Lira requereu que fosse determinado às plataformas de redes sociais que derrubassem, sob pena de multa, o conteúdo da reportagem “Ex-mulher Arthur Lira o acusa de violência sexual”, publicada em 21 de junho deste ano, além de pedir que a Pública fosse impedida de veicular outras publicações com o mesmo teor, também sob pena de multa. Por fim, requereu a condenação da Agência Pública ao pagamento de indenização no valor de R$100 mil reais, além de custas e honorários advocatícios.
O pedido de “tutela de urgência” apresentado por Lira na ação foi indeferido pelo juiz Luiz Carlos de Miranda, que entendeu que a reportagem atende ao interesse público e visava informar os leitores. Na matéria, a Pública trouxe com exclusividade uma entrevista com Jullyene Lins, que disse pela primeira vez que Lira a teria violentado sexualmente. Ela contou ainda ter sofrido violência física e psicológica do ex-marido.
A Pública se debruçou sobre o processo judicial baseado na lei Maria da Penha, procurou as principais testemunhas citadas e teve acesso ao laudo do corpo de delito, que originou o processo sobre a suposta violência física. O caso, iniciado em 2007, foi concluído nove anos depois, com a absolvição de Arthur Lira pelo Supremo Tribunal Federal (STF).
A Agência Pública considera que Arthur Lira tenta agora censurar o trabalho jornalístico de notável interesse público. “Não é demais lembrar que o autor, por ser figura pública e política de inegável importância no cenário brasileiro, desperta legítimo interesse quanto aos seus atos de governo, mas também quanto à sua vida pessoal”, disse o magistrado em sua decisão.
Além de pedir a retirada da reportagem do ar, Lira solicitou uma indenização de R$ 100 mil e pede que tanto a Pública quanto Jullyene Lins não falem mais sobre este assunto, o que é censura prévia: “Pede como tutela de urgência (…) e às Requeridas, Pública – Agência de Jornalismo Investigativo e Jullyene Cristine Santos Lins que se abstenham de veicular outras publicações com o mesmo teor, sob pena de multa por descumprimento”, diz o pedido de Tutela de Urgência, também negado pelo juiz Luiz Carlos de Miranda.
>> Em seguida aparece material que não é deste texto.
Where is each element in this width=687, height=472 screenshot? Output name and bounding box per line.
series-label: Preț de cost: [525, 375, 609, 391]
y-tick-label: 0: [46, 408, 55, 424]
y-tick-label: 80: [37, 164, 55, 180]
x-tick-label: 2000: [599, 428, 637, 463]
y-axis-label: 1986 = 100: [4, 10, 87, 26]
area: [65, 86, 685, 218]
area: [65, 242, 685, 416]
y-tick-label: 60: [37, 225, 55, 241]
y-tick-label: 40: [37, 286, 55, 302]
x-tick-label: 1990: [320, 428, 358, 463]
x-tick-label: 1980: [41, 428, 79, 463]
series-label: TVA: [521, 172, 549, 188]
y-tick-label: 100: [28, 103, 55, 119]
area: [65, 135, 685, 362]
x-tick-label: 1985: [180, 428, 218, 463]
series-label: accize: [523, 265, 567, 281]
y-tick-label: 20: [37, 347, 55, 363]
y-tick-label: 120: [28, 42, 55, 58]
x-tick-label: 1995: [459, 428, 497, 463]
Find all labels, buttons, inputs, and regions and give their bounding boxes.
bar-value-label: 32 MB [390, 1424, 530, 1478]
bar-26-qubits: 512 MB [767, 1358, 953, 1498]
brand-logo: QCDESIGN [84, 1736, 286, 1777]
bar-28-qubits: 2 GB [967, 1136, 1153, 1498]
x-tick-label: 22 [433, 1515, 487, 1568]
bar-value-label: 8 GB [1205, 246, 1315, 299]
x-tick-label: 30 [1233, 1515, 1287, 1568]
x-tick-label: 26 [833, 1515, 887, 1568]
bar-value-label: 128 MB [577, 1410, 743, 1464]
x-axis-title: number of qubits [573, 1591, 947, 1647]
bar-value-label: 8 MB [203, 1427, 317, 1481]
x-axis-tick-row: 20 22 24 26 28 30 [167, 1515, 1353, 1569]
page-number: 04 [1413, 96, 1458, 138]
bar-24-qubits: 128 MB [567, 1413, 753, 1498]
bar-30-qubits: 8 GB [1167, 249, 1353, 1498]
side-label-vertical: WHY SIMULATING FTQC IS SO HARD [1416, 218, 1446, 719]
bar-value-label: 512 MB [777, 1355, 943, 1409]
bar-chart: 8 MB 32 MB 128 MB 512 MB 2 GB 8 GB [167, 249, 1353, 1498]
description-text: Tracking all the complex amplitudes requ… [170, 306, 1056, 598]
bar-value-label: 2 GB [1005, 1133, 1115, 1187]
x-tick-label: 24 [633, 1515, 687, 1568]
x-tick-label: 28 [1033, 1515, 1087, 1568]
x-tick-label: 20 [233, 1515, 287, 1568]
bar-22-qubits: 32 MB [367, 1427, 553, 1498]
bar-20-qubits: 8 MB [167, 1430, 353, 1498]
Lira solicitou ainda que o processo corresse em segredo de justiça, o que também foi indeferido pelo juiz da ação.
Em sua decisão, o magistrado destacou o direito constitucional à liberdade de expressão, “um dos meios que garantem ao homem a livre manifestação de opiniões, ideias e pensamentos sem que com isso sofra retaliações ou censuras por parte de governos ou autoridades públicas”, destacou. “Alisando detidamente a matéria veiculada no portal eletrônico, observo que a Agência Pública não se descurou de seu dever de informar, ao contrário citou textualmente a decisão do STF, e indicou que houve a sua absolvição. Apresentou o relato da ex-esposa na noite em que ocorreram os fatos apurados pelo STF, e indicou quem estava na casa naquele momento”, acrescentou.
Ainda segundo Miranda “é evidente que a matéria não se mostrou, em nenhum momento, dirigida apenas contra o autor, posto que deu espaço à investigação que fez sobre os fatos de quase 2 décadas atrás, como também apresentou ao leitor dados sobre a decisão do STF e também sobre as pessoas envolvidas no que ocorreu naquela fatídica noite”. “Em resumo, a matéria permite ao leitor de inteligência média chegar à sua própria conclusão, seja por acreditar no que relatou Jullyene, seja por não acreditar, inclusive sobre a inovação contida na reportagem, que envolve a alegação de estupro”, concluiu Miranda na decisão”.